Nicky, (U.S.M.C.), Presidio, from the Elton John AIDS Foundation Photography Portfolio I

Maker (American, b. 1969)
Date2005
MediumInkjet print
Dimensionsimage: 18 2/5 in x 23 in; paper: 20 in x 24 in
Credit LineMuseum purchase
Object number2009:284.2
About the ArtistExploring the American West as a place that promises big dreams and infinite possibilities, portrait photographer Katy Grannan creates photographs of Californians whom she calls “new pioneers”: individuals who exist on the fringe of ordinary society and have chosen to move across the country to Los Angeles or San Francisco seeking a new life in the progressive enclaves of these two west-coast cities. Themes of rebirth and the instability of identity run deeply through multiple pictures of sitters that alternately appear adrift, comical, or withdrawn.

The image Nicky, (U.S.M.C.) Presidio, from the series The Westerns is a portrait of a transgender woman who served as a United States Marine Corps soldier before she transitioned. Though Grannan met the majority of her subjects on the streets of Los Angeles and San Francisco, she found Nicky on the Internet, and photographed her, as well as others in the series, over the course of three years. Nicky’s willingness to open up to the camera illustrates what drew Grannan to many of the subjects in her project: a “courage to be born one way, and feel alienated from one's own body, and then live openly as someone new.”

Several of the photographs are set in lush parks and state forest preserves, which recall the promise of an unsullied countryside that lured America’s original pioneers across the west. Like many of those homesteaders, Grannan’s subjects have uprooted and transformed their lives in search of an ideal that seems to elude them. The sharp light and awkward sincerity in Nicky’s photograph extends throughout the series, and appropriately illuminates the harsh, classically rendered struggles for identity and individuality that are written on each subject’s body.
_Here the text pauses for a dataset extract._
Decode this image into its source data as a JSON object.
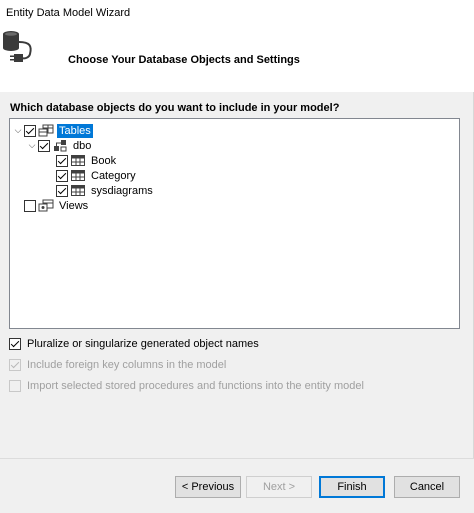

Grannan began The Westerns after her own move from New York to San Francisco as a way to explore her journey west and her new home.

Nicky’s open candor, despite imperfections, exemplifies a tension that can be found in portraits throughout the Grannan’s oeuvre –– subjects that she seems to identify with as they reveal themselves to her camera. In past projects, such as Poughkeepsie Journal, Dream America, Morning Call and Sugar Camp Road, Grannan arranged short photo shoots, usually lasting around three hours, with strangers who responded to ads she purchased in local newspapers. What surfaces across all of the projects is each sitter’s hybridized sense of self-awareness that draws on personal identity, and broader cultural representations of the body, with varying weight. Through the act of posing for the camera, each model allows viewers to witnesses a construction of their own sense of self that is filtered through the ubiquity of photographic representation and the history of portraiture.

Katy Grannan holds a BA from The University of Pennsylvania (1991) and an MFA from Yale University (1999). She has been exhibited work in numerous exhibitions including the Whitney Biennial (2004) and her works are held in collections at the Museum of Modern Art, NY and The International Center for Photography, among others. Her monograph Model America was published by Aperture in 2005.